Are You Getting Enough Fiber Every Day?

The average person consumes 15 grams of fiber a day. The American Heart Association recommends 20 to 35 grams of daily fiber.

Research shows people with high-fiber diets increase their rate of survival by twenty-two percent.

Fiber By The Numbers:
  • 9 percent decrease in diabetes risk for every 10 gram increase in daily fiber
  • 14 percent decrease in the risk of cardiovascular events
  • 18 percent less likely to develop diabetes when 26 grams of fiber is consumed daily
  • 22 percent lower risk of overall mortality
  • 24 percent decrease in the risk of death by coronary heart disease
  • 50 percent less likely to experience major weight gain (55 pounds or more) over a twelve year period
Note: When compared to those who consumed the lease amount of fiber.

P.S. Fiber comes exclusively from plants.

There are two types of fiber: soluble and insoluble. Although both are necessary, soluble breaks down in water, while insoluble does not.

Insoluble fiber can absorb water and keep you fuller longer. It can also help make it easier to pass waste. Some soluble fibers work as prebiotics.

Symptoms of low fiber intake include weight gain, constipation, blood sugar fluctuations and fatigue. Fiber also helps control cholesterol levels and may improve absorption of minerals.

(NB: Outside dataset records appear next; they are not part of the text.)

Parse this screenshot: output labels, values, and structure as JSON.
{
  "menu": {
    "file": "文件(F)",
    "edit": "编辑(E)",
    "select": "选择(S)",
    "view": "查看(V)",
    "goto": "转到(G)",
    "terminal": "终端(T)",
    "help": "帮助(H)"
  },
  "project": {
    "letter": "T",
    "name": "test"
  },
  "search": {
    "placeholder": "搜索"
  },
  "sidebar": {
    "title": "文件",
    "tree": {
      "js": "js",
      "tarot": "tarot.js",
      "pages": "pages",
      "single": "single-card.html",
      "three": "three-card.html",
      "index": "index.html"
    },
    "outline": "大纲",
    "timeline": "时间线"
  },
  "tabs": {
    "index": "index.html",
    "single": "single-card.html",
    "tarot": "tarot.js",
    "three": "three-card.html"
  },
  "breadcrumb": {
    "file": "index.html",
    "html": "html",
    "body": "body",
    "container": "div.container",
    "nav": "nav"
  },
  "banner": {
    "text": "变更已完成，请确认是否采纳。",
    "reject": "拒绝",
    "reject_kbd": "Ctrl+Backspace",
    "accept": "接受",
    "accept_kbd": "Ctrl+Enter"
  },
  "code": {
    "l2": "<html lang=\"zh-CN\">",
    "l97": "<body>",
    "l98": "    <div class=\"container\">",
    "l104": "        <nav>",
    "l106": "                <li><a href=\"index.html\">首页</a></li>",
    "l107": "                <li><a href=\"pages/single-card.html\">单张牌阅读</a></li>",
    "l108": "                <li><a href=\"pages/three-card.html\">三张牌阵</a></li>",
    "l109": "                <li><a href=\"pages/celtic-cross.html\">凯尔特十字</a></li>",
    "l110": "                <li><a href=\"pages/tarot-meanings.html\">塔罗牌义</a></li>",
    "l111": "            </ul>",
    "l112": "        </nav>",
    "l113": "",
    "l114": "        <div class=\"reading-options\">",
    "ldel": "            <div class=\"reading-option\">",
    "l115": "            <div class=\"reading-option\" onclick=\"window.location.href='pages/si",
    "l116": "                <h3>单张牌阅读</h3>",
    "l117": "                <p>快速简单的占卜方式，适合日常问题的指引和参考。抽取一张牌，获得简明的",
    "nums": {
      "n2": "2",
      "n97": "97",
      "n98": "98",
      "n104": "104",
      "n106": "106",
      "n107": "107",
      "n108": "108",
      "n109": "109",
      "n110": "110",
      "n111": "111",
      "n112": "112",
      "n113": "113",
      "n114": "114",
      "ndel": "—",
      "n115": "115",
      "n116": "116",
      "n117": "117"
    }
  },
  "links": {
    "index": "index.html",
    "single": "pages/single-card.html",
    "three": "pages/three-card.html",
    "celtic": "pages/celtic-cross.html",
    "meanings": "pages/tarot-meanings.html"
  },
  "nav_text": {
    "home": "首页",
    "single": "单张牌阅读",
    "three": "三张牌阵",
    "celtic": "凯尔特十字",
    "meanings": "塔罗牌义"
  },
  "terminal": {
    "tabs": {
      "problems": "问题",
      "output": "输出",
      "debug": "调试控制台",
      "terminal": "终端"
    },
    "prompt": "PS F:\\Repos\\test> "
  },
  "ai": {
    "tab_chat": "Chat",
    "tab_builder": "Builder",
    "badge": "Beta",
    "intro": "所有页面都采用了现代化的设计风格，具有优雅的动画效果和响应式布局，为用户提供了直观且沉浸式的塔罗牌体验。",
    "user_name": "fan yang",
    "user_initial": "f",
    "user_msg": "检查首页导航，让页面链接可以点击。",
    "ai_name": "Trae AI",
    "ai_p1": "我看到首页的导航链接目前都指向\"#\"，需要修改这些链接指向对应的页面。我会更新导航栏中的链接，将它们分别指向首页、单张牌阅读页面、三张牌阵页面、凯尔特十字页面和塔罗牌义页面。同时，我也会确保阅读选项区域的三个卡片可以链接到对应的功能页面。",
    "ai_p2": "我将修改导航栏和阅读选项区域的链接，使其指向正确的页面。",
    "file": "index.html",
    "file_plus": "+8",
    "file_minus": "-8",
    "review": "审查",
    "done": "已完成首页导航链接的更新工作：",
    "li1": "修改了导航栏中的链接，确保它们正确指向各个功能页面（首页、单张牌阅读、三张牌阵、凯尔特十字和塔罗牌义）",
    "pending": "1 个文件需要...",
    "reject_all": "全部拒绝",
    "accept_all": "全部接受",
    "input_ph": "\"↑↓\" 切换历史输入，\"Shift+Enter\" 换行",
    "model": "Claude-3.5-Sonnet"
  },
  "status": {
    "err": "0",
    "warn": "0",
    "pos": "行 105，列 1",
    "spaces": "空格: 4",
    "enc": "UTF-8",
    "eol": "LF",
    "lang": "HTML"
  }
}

Studies show fiber may prevent diverticulitis, reduce by seven percent the risk of first-time stroke and help your body remove the carcinogens in cooked meat.

P.P.S. According to one study, a high-fiber diet may reduce the risk of breast cancer.

Another study found soluble fiber changes the behavior of immune cells, by increasing the production of an anti-inflammatory protein called interleukin-4.

Prior to the introduction of soluble fiber, immune cells are aggressive and pro inflammatory.

When the body has enough soluble fiber, these cells switch to being anti-inflammatory, which helps the body fight off infection.